Media outlets ignored dispute over Specter's refusal to swear in Gonzales
Written by Simon Maloy
Published
In reporting on Attorney General Alberto R. Gonzales's February 6 testimony before the Senate Judiciary Committee regarding the Bush administration's warrantless domestic surveillance program, a number of major print and broadcast media outlets failed to report the dispute and the party-line rejection of the Democrats' demand that Gonzales be sworn in, or even the fact that committee chairman Sen. Arlen Specter (R-PA) did not swear in Gonzales even though Gonzales had reportedly agreed to testify under oath.
As the Los Angeles Times reported on February 7: “The hearing's tone was set at the start as Democrats disputed the decision by Judiciary Committee Chairman Arlen Specter (R-Pa.) not to require Gonzales to testify under oath.
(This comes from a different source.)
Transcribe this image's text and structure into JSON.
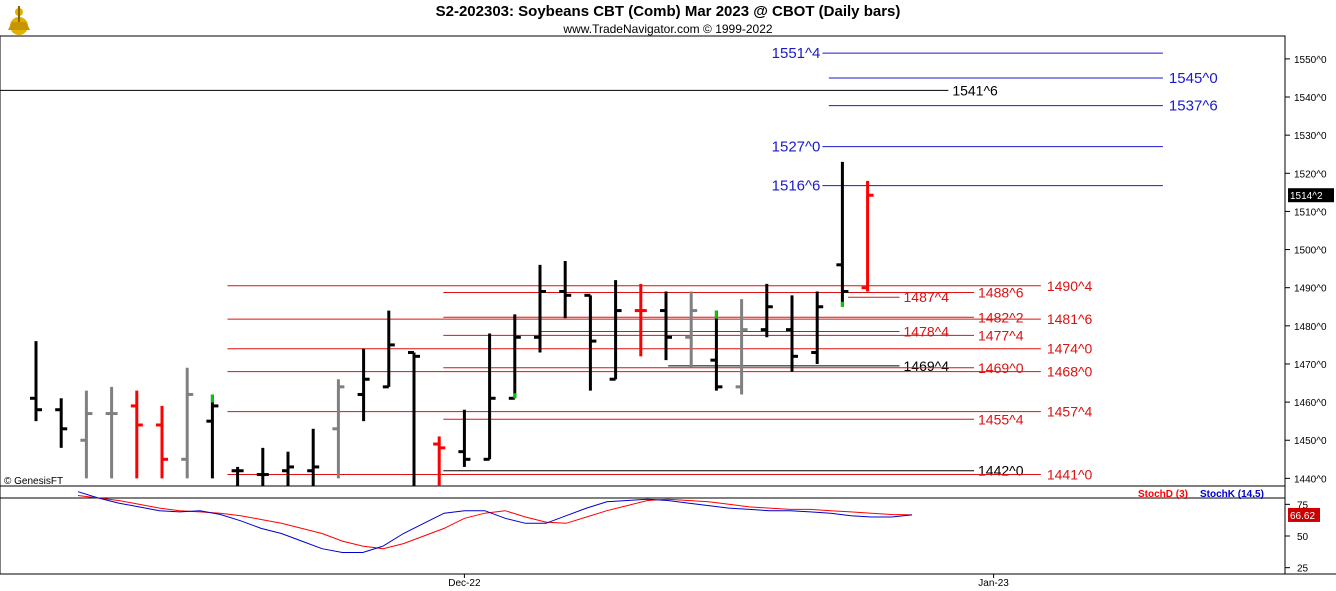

Gonzales expressed a willingness to take the oath, but Specter said it was not necessary, noting that administration officials usually were not sworn in before testifying to Senate committees.” Committee Democrats countered by noting Specter's assertion that Gonzales had not objected to being sworn in, that Gonzales had provided sworn testimony on domestic surveillance in the past, that he had been sworn in on previous occasions other than his confirmation hearing, and that Republican senators had insisted that former Attorney General Janet Reno be sworn in for appearances other than her confirmation hearing. Ultimately, in a 10-8 party-line vote, the committee refused to swear in Gonzales.
While Specter's refusal to require that Gonzales testify under oath does not shield Gonzales from liability if he said something untrue, it did spare him the inevitable front-page photo of the attorney general with his hand up, swearing to tell the truth, a courtesy that Democrats said was not similarly extended to Clinton administration officials.
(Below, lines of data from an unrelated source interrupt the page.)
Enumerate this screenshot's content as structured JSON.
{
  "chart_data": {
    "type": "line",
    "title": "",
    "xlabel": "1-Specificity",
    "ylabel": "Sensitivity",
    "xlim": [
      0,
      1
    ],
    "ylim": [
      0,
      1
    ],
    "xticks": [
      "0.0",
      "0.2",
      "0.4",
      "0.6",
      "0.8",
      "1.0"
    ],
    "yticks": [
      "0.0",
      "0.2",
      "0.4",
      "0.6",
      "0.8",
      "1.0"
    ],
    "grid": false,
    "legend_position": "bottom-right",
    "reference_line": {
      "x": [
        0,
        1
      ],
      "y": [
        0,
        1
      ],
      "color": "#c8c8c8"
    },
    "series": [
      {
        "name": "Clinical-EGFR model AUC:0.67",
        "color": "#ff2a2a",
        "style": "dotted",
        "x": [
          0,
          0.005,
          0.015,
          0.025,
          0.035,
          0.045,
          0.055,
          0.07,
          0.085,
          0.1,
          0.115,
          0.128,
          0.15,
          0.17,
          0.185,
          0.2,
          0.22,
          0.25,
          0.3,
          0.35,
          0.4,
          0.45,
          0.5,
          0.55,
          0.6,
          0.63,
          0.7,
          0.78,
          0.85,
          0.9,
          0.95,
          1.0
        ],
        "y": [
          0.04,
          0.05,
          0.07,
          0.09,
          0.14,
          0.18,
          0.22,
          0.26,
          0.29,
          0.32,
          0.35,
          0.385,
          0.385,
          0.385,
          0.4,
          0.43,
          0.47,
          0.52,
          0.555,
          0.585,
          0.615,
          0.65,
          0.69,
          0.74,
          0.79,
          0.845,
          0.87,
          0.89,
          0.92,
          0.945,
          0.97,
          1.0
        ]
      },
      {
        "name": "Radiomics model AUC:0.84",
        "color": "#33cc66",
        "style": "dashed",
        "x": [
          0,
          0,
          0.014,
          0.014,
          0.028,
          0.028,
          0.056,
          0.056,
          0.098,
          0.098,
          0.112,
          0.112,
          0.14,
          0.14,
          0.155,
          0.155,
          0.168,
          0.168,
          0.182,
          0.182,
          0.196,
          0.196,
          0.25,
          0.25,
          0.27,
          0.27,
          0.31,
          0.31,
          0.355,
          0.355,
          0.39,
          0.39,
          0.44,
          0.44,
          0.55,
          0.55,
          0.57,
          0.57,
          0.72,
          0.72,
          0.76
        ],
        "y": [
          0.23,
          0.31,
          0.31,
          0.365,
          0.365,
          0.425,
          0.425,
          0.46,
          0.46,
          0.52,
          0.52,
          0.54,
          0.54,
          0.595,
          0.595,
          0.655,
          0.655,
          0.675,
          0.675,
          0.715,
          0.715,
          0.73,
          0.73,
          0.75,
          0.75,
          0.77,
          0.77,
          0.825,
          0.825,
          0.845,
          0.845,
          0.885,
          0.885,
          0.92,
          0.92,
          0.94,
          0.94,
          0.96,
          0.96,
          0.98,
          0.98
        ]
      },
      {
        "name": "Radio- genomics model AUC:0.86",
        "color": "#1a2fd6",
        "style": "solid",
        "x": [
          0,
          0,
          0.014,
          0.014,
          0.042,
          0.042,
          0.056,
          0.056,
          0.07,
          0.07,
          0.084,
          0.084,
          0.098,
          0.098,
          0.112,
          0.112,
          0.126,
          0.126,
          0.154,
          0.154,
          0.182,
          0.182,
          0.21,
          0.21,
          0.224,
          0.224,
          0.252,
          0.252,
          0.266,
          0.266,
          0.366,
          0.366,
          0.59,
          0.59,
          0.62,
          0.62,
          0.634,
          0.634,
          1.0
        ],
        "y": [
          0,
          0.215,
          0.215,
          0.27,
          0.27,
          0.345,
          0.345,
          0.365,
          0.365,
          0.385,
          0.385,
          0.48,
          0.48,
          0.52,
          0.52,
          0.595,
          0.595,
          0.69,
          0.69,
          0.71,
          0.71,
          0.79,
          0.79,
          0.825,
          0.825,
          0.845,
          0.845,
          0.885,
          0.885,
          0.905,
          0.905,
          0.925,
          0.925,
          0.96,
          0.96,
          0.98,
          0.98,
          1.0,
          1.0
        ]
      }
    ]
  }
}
Nevertheless, The New York Times, The Wall Street Journal, and USA Today omitted from their February 7 coverage of the hearing any mention of the dispute over Specter's refusal to require Gonzales to testify under oath despite Gonzales's purported willingness to do so. ABC's World News Tonight, the CBS Evening News, NBC's Nightly News, and PBS' The NewsHour with Jim Lehrer similarly failed to mention in their February 6 broadcasts that Gonzales's testimony was unsworn.
In his February 7 “Washington Sketch” column, Washington Post columnist Dana Milbank noted the committee's dispute over whether to swear in Gonzales. However, the Post's news coverage made no mention of Specter's refusal to swear in Gonzales at the February 6 hearing.